Less than a Roman mile from the walls of Paris, the pageant encountered thickening snow and fog. Visibility became so labored that riders like myself were obliged to tie our horses to the rear of the closest wagon and walk afoot through the knee deep snow. Most lit torches and called back and forth to one another so that individuals might avoid getting lost in the foggy blizzard. I tied a length of rope to the nearest wagon, then about myself and had each of my men do so at three foot intervals. In such conditions, it would be all too easy to lose one's footing or get turned around and separation from the pageant would almost certainly mean a long freezing death. Before the blizzard caught us unawares the pageant had been moving along the Roman track the Franks now called the Eastern road. Fairly early on, I lost track of time and a sense of plodding continuity took its place. It seemed forever that we wandered through that freezing white storm, not that I questioned this, rather it seemed only natural. But somewhere along the way, the pageant had left behind the fallow snow covered fields of the Left Bank with its numerous peasant hovels and occasional aristocratic manses for a single snowy track through a twilit forest.

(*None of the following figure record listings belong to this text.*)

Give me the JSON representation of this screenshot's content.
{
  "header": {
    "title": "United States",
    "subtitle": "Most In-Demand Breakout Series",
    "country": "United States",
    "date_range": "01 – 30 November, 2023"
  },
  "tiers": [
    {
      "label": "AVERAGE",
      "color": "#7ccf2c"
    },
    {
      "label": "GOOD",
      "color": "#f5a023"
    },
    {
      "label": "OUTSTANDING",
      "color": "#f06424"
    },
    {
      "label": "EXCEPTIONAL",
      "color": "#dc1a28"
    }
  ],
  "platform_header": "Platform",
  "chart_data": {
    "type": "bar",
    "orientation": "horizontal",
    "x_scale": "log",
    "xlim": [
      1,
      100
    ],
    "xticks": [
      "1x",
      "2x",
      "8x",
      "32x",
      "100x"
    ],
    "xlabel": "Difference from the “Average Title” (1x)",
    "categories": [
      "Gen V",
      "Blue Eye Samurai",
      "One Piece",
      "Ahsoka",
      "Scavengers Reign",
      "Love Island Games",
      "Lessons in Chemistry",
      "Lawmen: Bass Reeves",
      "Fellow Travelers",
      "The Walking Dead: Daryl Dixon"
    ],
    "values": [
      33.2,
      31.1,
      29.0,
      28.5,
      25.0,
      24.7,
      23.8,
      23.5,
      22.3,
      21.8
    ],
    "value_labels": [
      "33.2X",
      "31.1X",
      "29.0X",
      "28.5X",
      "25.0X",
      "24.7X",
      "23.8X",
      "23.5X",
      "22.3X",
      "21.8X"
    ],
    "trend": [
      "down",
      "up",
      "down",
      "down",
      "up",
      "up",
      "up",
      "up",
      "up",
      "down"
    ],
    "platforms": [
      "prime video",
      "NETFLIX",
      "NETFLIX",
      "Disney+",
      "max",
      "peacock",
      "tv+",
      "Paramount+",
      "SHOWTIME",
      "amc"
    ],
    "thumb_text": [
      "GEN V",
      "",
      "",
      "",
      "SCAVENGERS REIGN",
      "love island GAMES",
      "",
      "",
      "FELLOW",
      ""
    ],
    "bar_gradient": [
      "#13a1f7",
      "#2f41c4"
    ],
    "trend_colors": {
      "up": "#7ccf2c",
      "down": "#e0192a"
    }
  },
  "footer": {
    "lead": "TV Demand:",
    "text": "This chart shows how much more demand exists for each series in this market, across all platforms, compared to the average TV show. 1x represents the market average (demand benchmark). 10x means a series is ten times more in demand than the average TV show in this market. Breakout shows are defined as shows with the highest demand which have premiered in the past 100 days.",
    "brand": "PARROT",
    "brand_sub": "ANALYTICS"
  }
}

I shook my head as if to clear it of too much drink or too little sleep, an indiscriminate fugue that in future days I would come to anticipate each time the pageant moved in that peculiar way wherein it traveled impossible distances in only hours or days. Later, I would with difficulty remember something of the terrors the pageant had passed through on its journey from Paris to wherever we were now. As if in a half-remembered dream, I recalled the pageant's passage through a blasted arctic landscape. Snow still fell in thickening gusts and eerily the fog clung to the wagon-train in spite of the freezing wind. So cold was the air that my breath smoked like Argont's forge and I felt the first tinges of numbness that would eventually become hypothermia. But as I looked up, I beheld a cold blue sun many times the size of the golden Eye of Horus and its azure radiance gave the icy landscape an alien ambience. The icy plain seemed to stretch as far as I could see, but the plain was anything but flat and periodically whorled pillars of ice would rise from the surface, carved by the wind into fractal shapes that shattered the cerulean light into a kaleidoscope of rainbow hues like a prism. Further interspersed, sometimes by miles, were barren hills and ridges of black volcanic rock rising from the icy surface. Although it did not touch the pageant, the wind shrieked like a banshee and beneath its icy keen I heard something else - a low rumble that was omnipresent and felt deep in the bones. The sound was that of massive ice sheets grinding together for the surface of this world was composed of endless glaciers.